SEMINAR: Multiagent Learning for the Emergence of Social Norms in Networked MASs
PRESENTER: Dr. Chao Yu (School of Computer Science and Technology as a lecturer at Dalian University of Technology, China)
WHERE: Building 3, Room 224
WHEN: 11:00 AM ~ 12:00 PM, Monday, 30th November 2015
ABSTRACT: In multiagent systems (MASs), social norms serve as an important technique in regulating agents' behaviours to ensure effective coordination among agents without a centralized controlling mechanism. In such a distributed environment, it is important to investigate how a desirable social norm can emerge in a bottom-up manner among agents through repeated local interactions and learning techniques. Understanding efficient mechanisms of norm emergence can not only provide us with a better understanding of the formation and evolution process of opinions, conventions, and rules in human societies, but also enable us to build and control large-scale MASs.
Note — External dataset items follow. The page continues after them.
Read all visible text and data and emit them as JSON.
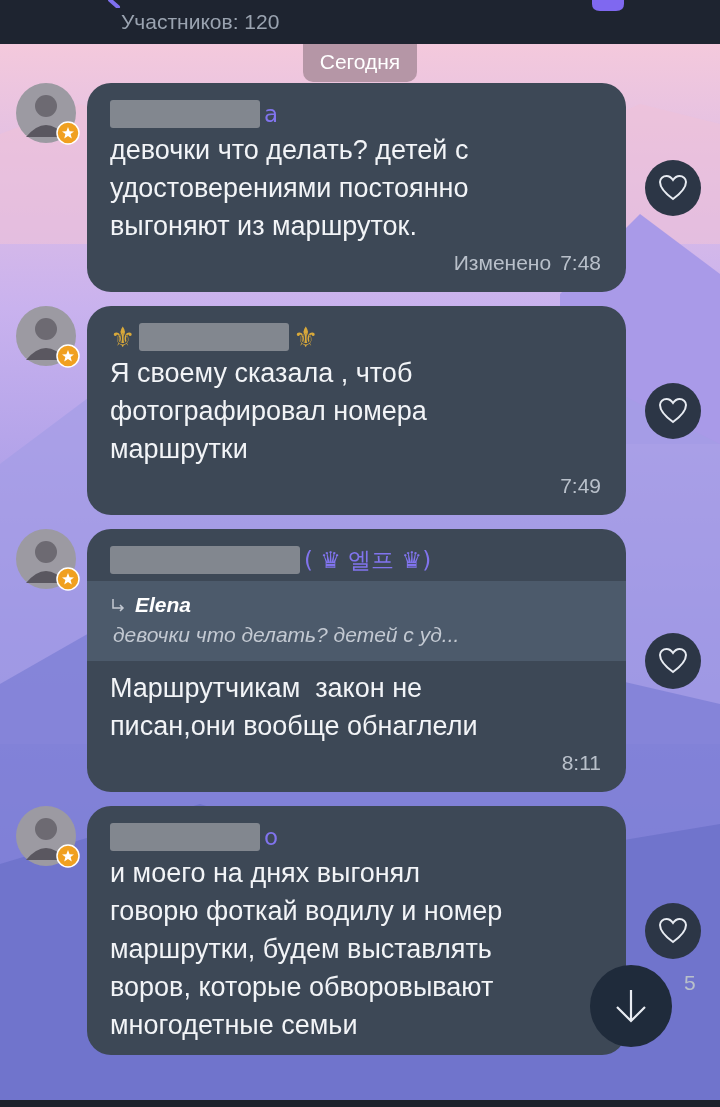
{
  "header": {
    "subtitle": "Участников: 120"
  },
  "date_pill": "Сегодня",
  "messages": [
    {
      "author": [
        {
          "kind": "redacted"
        },
        {
          "kind": "text",
          "text": "a"
        }
      ],
      "text": "девочки что делать? детей с\nудостоверениями постоянно\nвыгоняют из маршруток.",
      "edited": "Изменено",
      "time": "7:48"
    },
    {
      "author": [
        {
          "kind": "ornament",
          "text": "⚜"
        },
        {
          "kind": "redacted"
        },
        {
          "kind": "ornament",
          "text": "⚜"
        }
      ],
      "text": "Я своему сказала , чтоб\nфотографировал номера\nмаршрутки",
      "time": "7:49"
    },
    {
      "author": [
        {
          "kind": "redacted"
        },
        {
          "kind": "text",
          "text": "( ♛ 엘프 ♛)"
        }
      ],
      "reply": {
        "author": "Elena",
        "text": "девочки что делать? детей с уд..."
      },
      "text": "Маршрутчикам  закон не\nписан,они вообще обнаглели",
      "time": "8:11"
    },
    {
      "author": [
        {
          "kind": "redacted"
        },
        {
          "kind": "text",
          "text": "o"
        }
      ],
      "text": "и моего на днях выгонял\nговорю фоткай водилу и номер\nмаршрутки, будем выставлять\nворов, которые обворовывают\nмногодетные семьи",
      "likes": "5"
    }
  ]
}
In this talk, several effective multiagent learning (MAL) mechanisms that are capable of facilitating the emergence of social norms in networked MASs will be introduced. These mechanisms include a collective interaction protocol, a hierarchical supervision framework and a layered adaptive learning framework. Experimental results show that these mechanisms are effective for emerging robust norms in networked MASs.
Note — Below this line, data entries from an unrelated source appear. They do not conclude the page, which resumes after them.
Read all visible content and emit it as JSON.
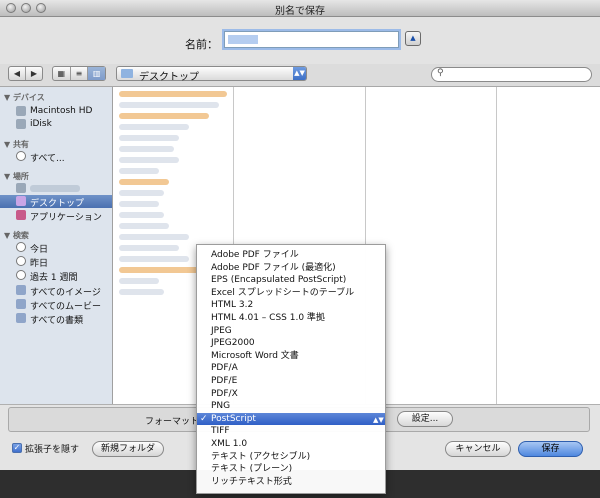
{
  "window": {
    "title": "別名で保存"
  },
  "save_name": {
    "label": "名前：",
    "value": ""
  },
  "toolbar": {
    "path_popup": "デスクトップ",
    "search_placeholder": ""
  },
  "sidebar": {
    "sections": {
      "devices": "デバイス",
      "shared": "共有",
      "places": "場所",
      "search": "検索"
    },
    "devices": [
      "Macintosh HD",
      "iDisk"
    ],
    "shared": [
      "すべて..."
    ],
    "places": [
      "デスクトップ",
      "アプリケーション"
    ],
    "search": [
      "今日",
      "昨日",
      "過去 1 週間",
      "すべてのイメージ",
      "すべてのムービー",
      "すべての書類"
    ]
  },
  "format": {
    "label": "フォーマット",
    "settings_button": "設定...",
    "options": [
      "Adobe PDF ファイル",
      "Adobe PDF ファイル (最適化)",
      "EPS (Encapsulated PostScript)",
      "Excel スプレッドシートのテーブル",
      "HTML 3.2",
      "HTML 4.01 – CSS 1.0 準拠",
      "JPEG",
      "JPEG2000",
      "Microsoft Word 文書",
      "PDF/A",
      "PDF/E",
      "PDF/X",
      "PNG",
      "PostScript",
      "TIFF",
      "XML 1.0",
      "テキスト (アクセシブル)",
      "テキスト (プレーン)",
      "リッチテキスト形式"
    ],
    "selected": "PostScript"
  },
  "bottom": {
    "hide_extension": "拡張子を隠す",
    "new_folder": "新規フォルダ",
    "cancel": "キャンセル",
    "save": "保存"
  }
}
BIO: Dr. Chao Yu received his PhD degree in Computer Science from the University of Wollongong, Australia, in December 2013. Prior to that, he got his BSc degree from the Huazhong University of Science and Technology, China, in 2007, MSc degree from the Huazhong Normal University, China, in 2010. In March 2014, he joined the School of Computer Science and Technology as a lecturer at Dalian University of Technology, China. He is the principle investigator of several competitive projects in China, supported by the National Natural Science Foundation of China and Fundamental Research Funds for the Central Universities of China. He has published over 30 papers in rigorously refereed journals and conferences, including IEEE TNNLS, IEEE T CYB, and AAMAS. His research interests include Multiagent Systems and Multiagent Learning, with their wide applications in modeling and solving various real-world problems such as Social Internet of Things and Vehicular Networking.